Time spent on investigating a bug that was not a bug after all
Hello, I am a scrum master and I have a question regarding adding bugs that turn out to be not bugs after all.
I have a case where a QA reported a bug and the developer spent time investigating the issue, it turned out that this was not a bug so, the QA decided to remove the bug (as they found out it was not a bug after all) but the developer spent time checking it.
How can we log the time spent by the developer? is removing the bug the right thing to do? or shall we keep it and keep the investigation task?
How can we log the time spent by the developer? is removing the bug the right thing to do? or shall we keep it and keep the investigation task?
What are you actually trying to achieve? My advice would be to focus on improving the team's understanding of what Done means.

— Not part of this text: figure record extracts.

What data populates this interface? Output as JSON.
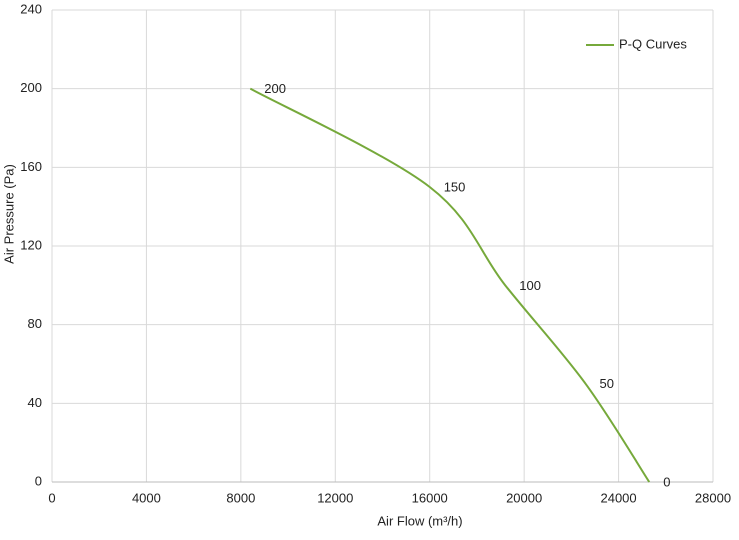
{
  "chart_data": {
    "type": "line",
    "x_label": "Air Flow  (m³/h)",
    "y_label": "Air Pressure  (Pa)",
    "x": [
      8400,
      16000,
      19200,
      22600,
      25300
    ],
    "series": [
      {
        "name": "P-Q Curves",
        "color": "#76a93b",
        "values": [
          200,
          150,
          100,
          50,
          0
        ]
      }
    ],
    "xlim": [
      0,
      28000
    ],
    "xticks": [
      0,
      4000,
      8000,
      12000,
      16000,
      20000,
      24000,
      28000
    ],
    "ylim": [
      0,
      240
    ],
    "yticks": [
      0,
      40,
      80,
      120,
      160,
      200,
      240
    ],
    "grid": true,
    "legend": "top-right"
  }
}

Why do you need to log anything? Scrum isn't a time tracking tool. It is a tool to aid a team to understand and solve complex needs for a product. If your company requires time tracking then the people responsible for that requirement are the only ones that can answer this question.

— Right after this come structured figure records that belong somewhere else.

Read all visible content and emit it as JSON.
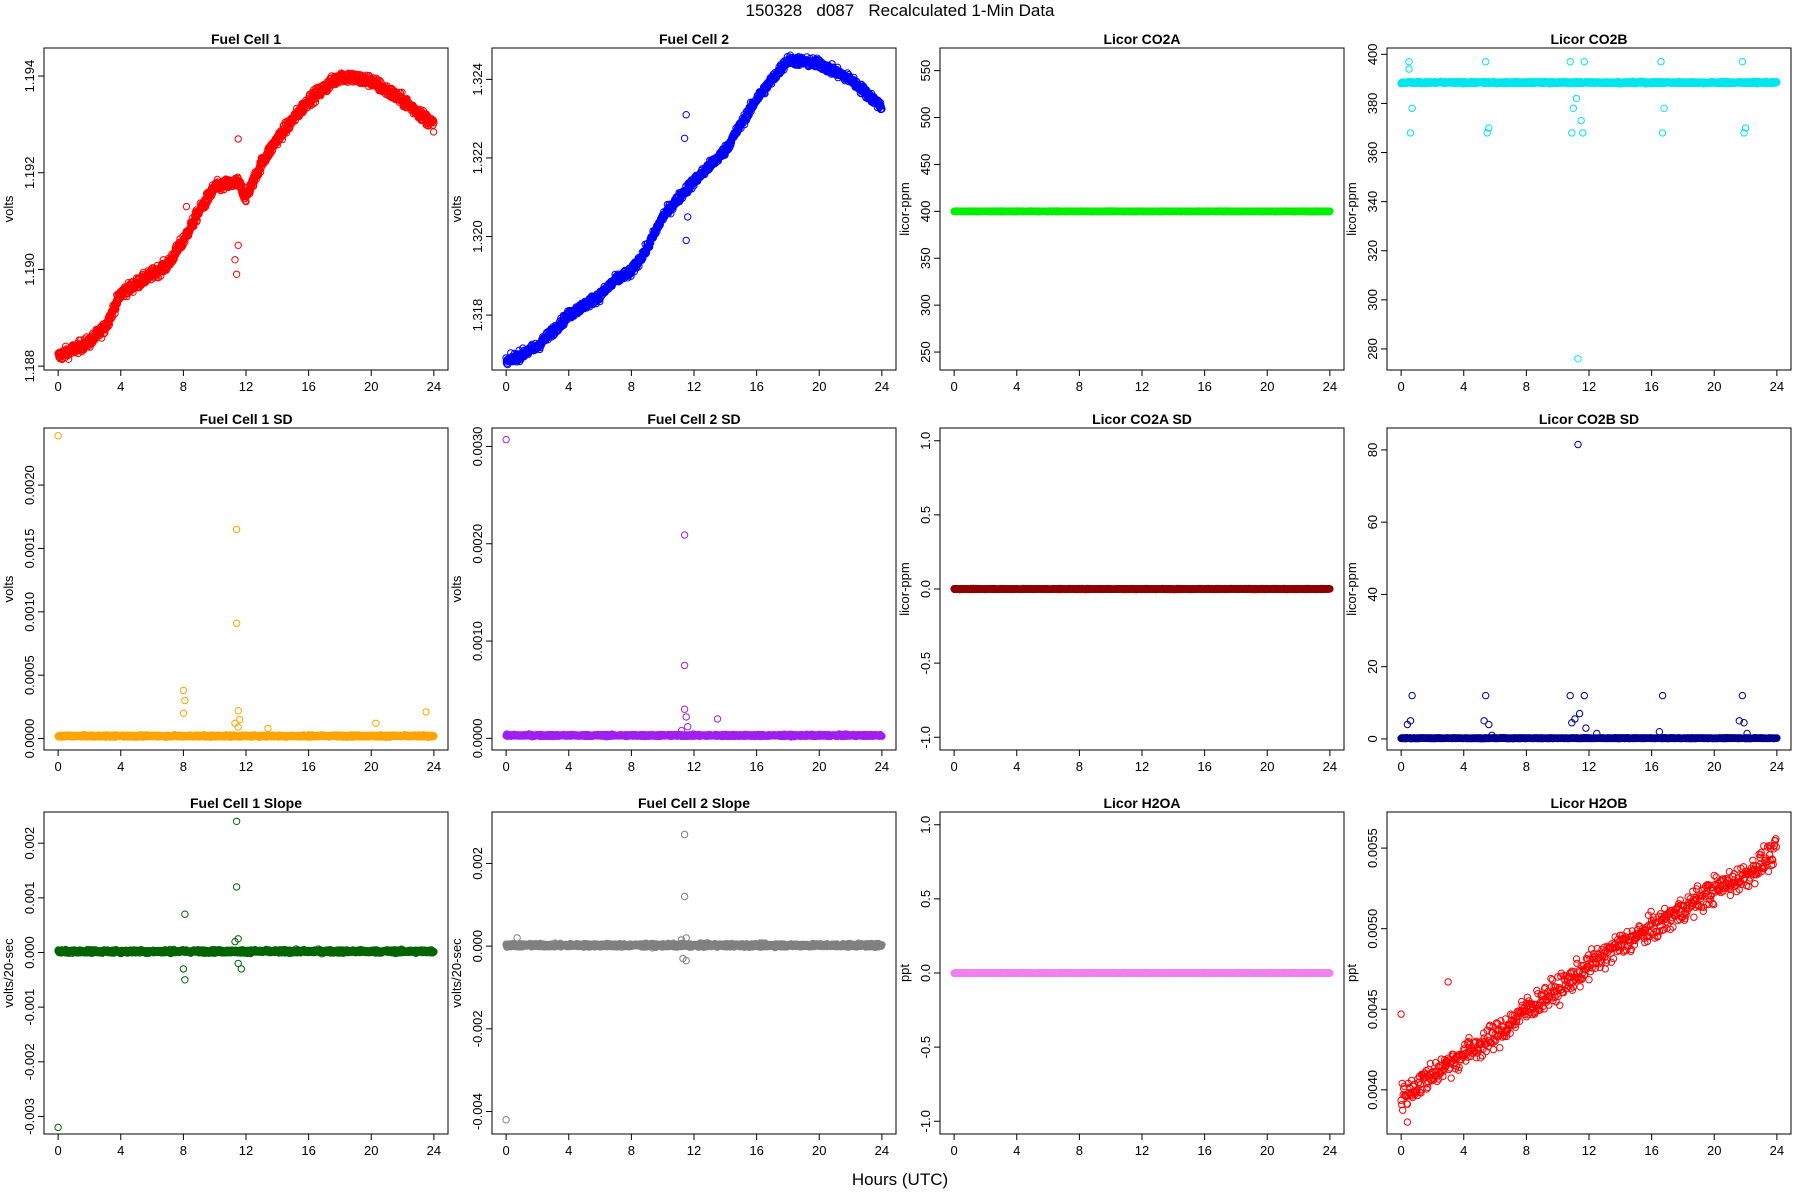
{
  "page": {
    "title": "150328   d087   Recalculated 1-Min Data",
    "xlabel": "Hours (UTC)"
  },
  "chart_data": [
    {
      "type": "scatter",
      "title": "Fuel Cell 1",
      "ylabel": "volts",
      "color": "#ff0000",
      "xlim": [
        0,
        24
      ],
      "ylim": [
        1.188,
        1.1945
      ],
      "xticks": [
        "0",
        "4",
        "8",
        "12",
        "16",
        "20",
        "24"
      ],
      "yticks": [
        "1.188",
        "1.190",
        "1.192",
        "1.194"
      ],
      "series": [
        {
          "shape": "trend",
          "knots": [
            [
              0,
              1.1882
            ],
            [
              2,
              1.1885
            ],
            [
              3,
              1.1888
            ],
            [
              4,
              1.1895
            ],
            [
              6,
              1.1899
            ],
            [
              7,
              1.1901
            ],
            [
              8,
              1.1906
            ],
            [
              9,
              1.1912
            ],
            [
              10,
              1.1917
            ],
            [
              11.5,
              1.1918
            ],
            [
              12,
              1.1915
            ],
            [
              13,
              1.1922
            ],
            [
              14,
              1.1927
            ],
            [
              16,
              1.1935
            ],
            [
              18,
              1.194
            ],
            [
              20,
              1.1939
            ],
            [
              22,
              1.1935
            ],
            [
              24,
              1.193
            ]
          ],
          "noise": 0.00012,
          "outliers": [
            [
              11.5,
              1.1927
            ],
            [
              11.4,
              1.1899
            ],
            [
              11.5,
              1.1905
            ],
            [
              8.2,
              1.1913
            ],
            [
              11.3,
              1.1902
            ]
          ]
        }
      ]
    },
    {
      "type": "scatter",
      "title": "Fuel Cell 2",
      "ylabel": "volts",
      "color": "#0000ff",
      "xlim": [
        0,
        24
      ],
      "ylim": [
        1.3167,
        1.3247
      ],
      "xticks": [
        "0",
        "4",
        "8",
        "12",
        "16",
        "20",
        "24"
      ],
      "yticks": [
        "1.318",
        "1.320",
        "1.322",
        "1.324"
      ],
      "series": [
        {
          "shape": "trend",
          "knots": [
            [
              0,
              1.3168
            ],
            [
              2,
              1.3172
            ],
            [
              4,
              1.318
            ],
            [
              6,
              1.3185
            ],
            [
              7,
              1.3189
            ],
            [
              8,
              1.3191
            ],
            [
              9,
              1.3197
            ],
            [
              10,
              1.3205
            ],
            [
              11.5,
              1.3212
            ],
            [
              12,
              1.3214
            ],
            [
              14,
              1.3222
            ],
            [
              16,
              1.3235
            ],
            [
              18,
              1.3245
            ],
            [
              20,
              1.3244
            ],
            [
              22,
              1.324
            ],
            [
              24,
              1.3233
            ]
          ],
          "noise": 0.00012,
          "outliers": [
            [
              11.5,
              1.3231
            ],
            [
              11.5,
              1.3199
            ],
            [
              11.6,
              1.3205
            ],
            [
              11.4,
              1.3225
            ]
          ]
        }
      ]
    },
    {
      "type": "scatter",
      "title": "Licor CO2A",
      "ylabel": "licor-ppm",
      "color": "#00ee00",
      "xlim": [
        0,
        24
      ],
      "ylim": [
        235,
        570
      ],
      "xticks": [
        "0",
        "4",
        "8",
        "12",
        "16",
        "20",
        "24"
      ],
      "yticks": [
        "250",
        "300",
        "350",
        "400",
        "450",
        "500",
        "550"
      ],
      "series": [
        {
          "shape": "flat",
          "value": 400,
          "noise": 0.3,
          "outliers": []
        }
      ]
    },
    {
      "type": "scatter",
      "title": "Licor CO2B",
      "ylabel": "licor-ppm",
      "color": "#00e5ee",
      "xlim": [
        0,
        24
      ],
      "ylim": [
        273,
        401
      ],
      "xticks": [
        "0",
        "4",
        "8",
        "12",
        "16",
        "20",
        "24"
      ],
      "yticks": [
        "280",
        "300",
        "320",
        "340",
        "360",
        "380",
        "400"
      ],
      "series": [
        {
          "shape": "flat",
          "value": 388.5,
          "noise": 0.4,
          "outliers": [
            [
              0.5,
              397
            ],
            [
              0.6,
              368
            ],
            [
              0.7,
              378
            ],
            [
              0.5,
              394
            ],
            [
              5.4,
              397
            ],
            [
              5.5,
              368
            ],
            [
              5.6,
              370
            ],
            [
              10.8,
              397
            ],
            [
              10.9,
              368
            ],
            [
              11.0,
              378
            ],
            [
              11.3,
              276
            ],
            [
              11.5,
              373
            ],
            [
              11.6,
              368
            ],
            [
              11.7,
              397
            ],
            [
              11.2,
              382
            ],
            [
              16.6,
              397
            ],
            [
              16.7,
              368
            ],
            [
              16.8,
              378
            ],
            [
              21.8,
              397
            ],
            [
              21.9,
              368
            ],
            [
              22.0,
              370
            ]
          ]
        }
      ]
    },
    {
      "type": "scatter",
      "title": "Fuel Cell 1 SD",
      "ylabel": "volts",
      "color": "#ffa500",
      "xlim": [
        0,
        24
      ],
      "ylim": [
        -6e-05,
        0.00242
      ],
      "xticks": [
        "0",
        "4",
        "8",
        "12",
        "16",
        "20",
        "24"
      ],
      "yticks": [
        "0.0000",
        "0.0005",
        "0.0010",
        "0.0015",
        "0.0020"
      ],
      "series": [
        {
          "shape": "flat",
          "value": 2e-05,
          "noise": 8e-06,
          "outliers": [
            [
              0.0,
              0.00239
            ],
            [
              11.4,
              0.00165
            ],
            [
              11.4,
              0.00091
            ],
            [
              8.0,
              0.00038
            ],
            [
              8.1,
              0.0003
            ],
            [
              8.0,
              0.0002
            ],
            [
              11.5,
              0.00022
            ],
            [
              11.6,
              0.00015
            ],
            [
              11.3,
              0.00012
            ],
            [
              11.5,
              9e-05
            ],
            [
              23.5,
              0.00021
            ],
            [
              20.3,
              0.00012
            ],
            [
              13.4,
              8e-05
            ]
          ]
        }
      ]
    },
    {
      "type": "scatter",
      "title": "Fuel Cell 2 SD",
      "ylabel": "volts",
      "color": "#a020f0",
      "xlim": [
        0,
        24
      ],
      "ylim": [
        -8e-05,
        0.00315
      ],
      "xticks": [
        "0",
        "4",
        "8",
        "12",
        "16",
        "20",
        "24"
      ],
      "yticks": [
        "0.0000",
        "0.0010",
        "0.0020",
        "0.0030"
      ],
      "series": [
        {
          "shape": "flat",
          "value": 3e-05,
          "noise": 1e-05,
          "outliers": [
            [
              0.0,
              0.00307
            ],
            [
              11.4,
              0.00209
            ],
            [
              11.4,
              0.00075
            ],
            [
              11.4,
              0.0003
            ],
            [
              11.5,
              0.00022
            ],
            [
              13.5,
              0.0002
            ],
            [
              11.6,
              0.00012
            ],
            [
              11.2,
              8e-05
            ]
          ]
        }
      ]
    },
    {
      "type": "scatter",
      "title": "Licor CO2A SD",
      "ylabel": "licor-ppm",
      "color": "#8b0000",
      "xlim": [
        0,
        24
      ],
      "ylim": [
        -1.06,
        1.06
      ],
      "xticks": [
        "0",
        "4",
        "8",
        "12",
        "16",
        "20",
        "24"
      ],
      "yticks": [
        "-1.0",
        "-0.5",
        "0.0",
        "0.5",
        "1.0"
      ],
      "series": [
        {
          "shape": "flat",
          "value": 0,
          "noise": 0.003,
          "outliers": []
        }
      ]
    },
    {
      "type": "scatter",
      "title": "Licor CO2B SD",
      "ylabel": "licor-ppm",
      "color": "#00008b",
      "xlim": [
        0,
        24
      ],
      "ylim": [
        -2,
        85
      ],
      "xticks": [
        "0",
        "4",
        "8",
        "12",
        "16",
        "20",
        "24"
      ],
      "yticks": [
        "0",
        "20",
        "40",
        "60",
        "80"
      ],
      "series": [
        {
          "shape": "flat",
          "value": 0.2,
          "noise": 0.1,
          "outliers": [
            [
              11.3,
              81.5
            ],
            [
              0.7,
              12
            ],
            [
              0.6,
              5
            ],
            [
              0.4,
              4
            ],
            [
              5.4,
              12
            ],
            [
              5.3,
              5
            ],
            [
              5.6,
              4
            ],
            [
              5.8,
              1
            ],
            [
              10.8,
              12
            ],
            [
              10.9,
              4.5
            ],
            [
              11.1,
              5.5
            ],
            [
              11.4,
              7
            ],
            [
              11.7,
              12
            ],
            [
              11.8,
              3
            ],
            [
              12.5,
              1.5
            ],
            [
              16.7,
              12
            ],
            [
              16.5,
              2
            ],
            [
              21.8,
              12
            ],
            [
              21.6,
              5
            ],
            [
              21.9,
              4.5
            ],
            [
              22.1,
              1.5
            ]
          ]
        }
      ]
    },
    {
      "type": "scatter",
      "title": "Fuel Cell 1 Slope",
      "ylabel": "volts/20-sec",
      "color": "#006400",
      "xlim": [
        0,
        24
      ],
      "ylim": [
        -0.00325,
        0.0025
      ],
      "xticks": [
        "0",
        "4",
        "8",
        "12",
        "16",
        "20",
        "24"
      ],
      "yticks": [
        "-0.003",
        "-0.002",
        "-0.001",
        "0.000",
        "0.001",
        "0.002"
      ],
      "series": [
        {
          "shape": "flat",
          "value": 2e-05,
          "noise": 3e-05,
          "outliers": [
            [
              0.0,
              -0.0032
            ],
            [
              11.4,
              0.0024
            ],
            [
              11.4,
              0.0012
            ],
            [
              8.1,
              0.0007
            ],
            [
              8.1,
              -0.0005
            ],
            [
              8.0,
              -0.0003
            ],
            [
              11.5,
              0.00025
            ],
            [
              11.7,
              -0.0003
            ],
            [
              11.5,
              -0.0002
            ],
            [
              11.3,
              0.0002
            ]
          ]
        }
      ]
    },
    {
      "type": "scatter",
      "title": "Fuel Cell 2 Slope",
      "ylabel": "volts/20-sec",
      "color": "#808080",
      "xlim": [
        0,
        24
      ],
      "ylim": [
        -0.00445,
        0.00315
      ],
      "xticks": [
        "0",
        "4",
        "8",
        "12",
        "16",
        "20",
        "24"
      ],
      "yticks": [
        "-0.004",
        "-0.002",
        "0.000",
        "0.002"
      ],
      "series": [
        {
          "shape": "flat",
          "value": 2e-05,
          "noise": 4e-05,
          "outliers": [
            [
              0.0,
              -0.0042
            ],
            [
              11.4,
              0.0027
            ],
            [
              11.4,
              0.0012
            ],
            [
              11.5,
              -0.00035
            ],
            [
              11.3,
              -0.0003
            ],
            [
              11.5,
              0.0002
            ],
            [
              11.2,
              0.00015
            ],
            [
              0.7,
              0.0002
            ]
          ]
        }
      ]
    },
    {
      "type": "scatter",
      "title": "Licor H2OA",
      "ylabel": "ppt",
      "color": "#ee82ee",
      "xlim": [
        0,
        24
      ],
      "ylim": [
        -1.06,
        1.06
      ],
      "xticks": [
        "0",
        "4",
        "8",
        "12",
        "16",
        "20",
        "24"
      ],
      "yticks": [
        "-1.0",
        "-0.5",
        "0.0",
        "0.5",
        "1.0"
      ],
      "series": [
        {
          "shape": "flat",
          "value": 0,
          "noise": 0.002,
          "outliers": []
        }
      ]
    },
    {
      "type": "scatter",
      "title": "Licor H2OB",
      "ylabel": "ppt",
      "color": "#ff0000",
      "xlim": [
        0,
        24
      ],
      "ylim": [
        0.00375,
        0.0057
      ],
      "xticks": [
        "0",
        "4",
        "8",
        "12",
        "16",
        "20",
        "24"
      ],
      "yticks": [
        "0.0040",
        "0.0045",
        "0.0050",
        "0.0055"
      ],
      "series": [
        {
          "shape": "trend",
          "knots": [
            [
              0,
              0.00395
            ],
            [
              2,
              0.0041
            ],
            [
              4,
              0.00422
            ],
            [
              6,
              0.00433
            ],
            [
              8,
              0.0045
            ],
            [
              10,
              0.00462
            ],
            [
              12,
              0.00477
            ],
            [
              14,
              0.0049
            ],
            [
              16,
              0.005
            ],
            [
              18,
              0.00512
            ],
            [
              20,
              0.00524
            ],
            [
              22,
              0.00533
            ],
            [
              24,
              0.00548
            ]
          ],
          "noise": 8e-05,
          "step": 2,
          "outliers": [
            [
              0.0,
              0.00447
            ],
            [
              3.0,
              0.00467
            ],
            [
              0.4,
              0.0038
            ]
          ]
        }
      ]
    }
  ]
}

But if I were forced into this situation I'd consider this. Did the QA and Developer spend time that leads to better understanding of the product? Sounds like refinement to me.
Hello Bayan,
There are three options:
1) The 'bug' is found during the development before the DoD had been reached:
- The time of investigation is considered part of the complete development track of the user story
2) The 'bug' is found after the development had been closed, but within the same Sprint:
- User story has been re-opened and the time of investigation is considered part of the complete development track
3) The 'bug' is found in an increment of a previous Sprint:
- The 'bug' is opened in the Sprint as a new bug, time of investigation is added and bug should be closed as 'fixed'
- Add in the bug description that it wasn't a 'bug'.
Just see that this becomes a learning experience between the developer and the tester AND not becomes a point of irritation overtime. We're all only people and people make mistakes.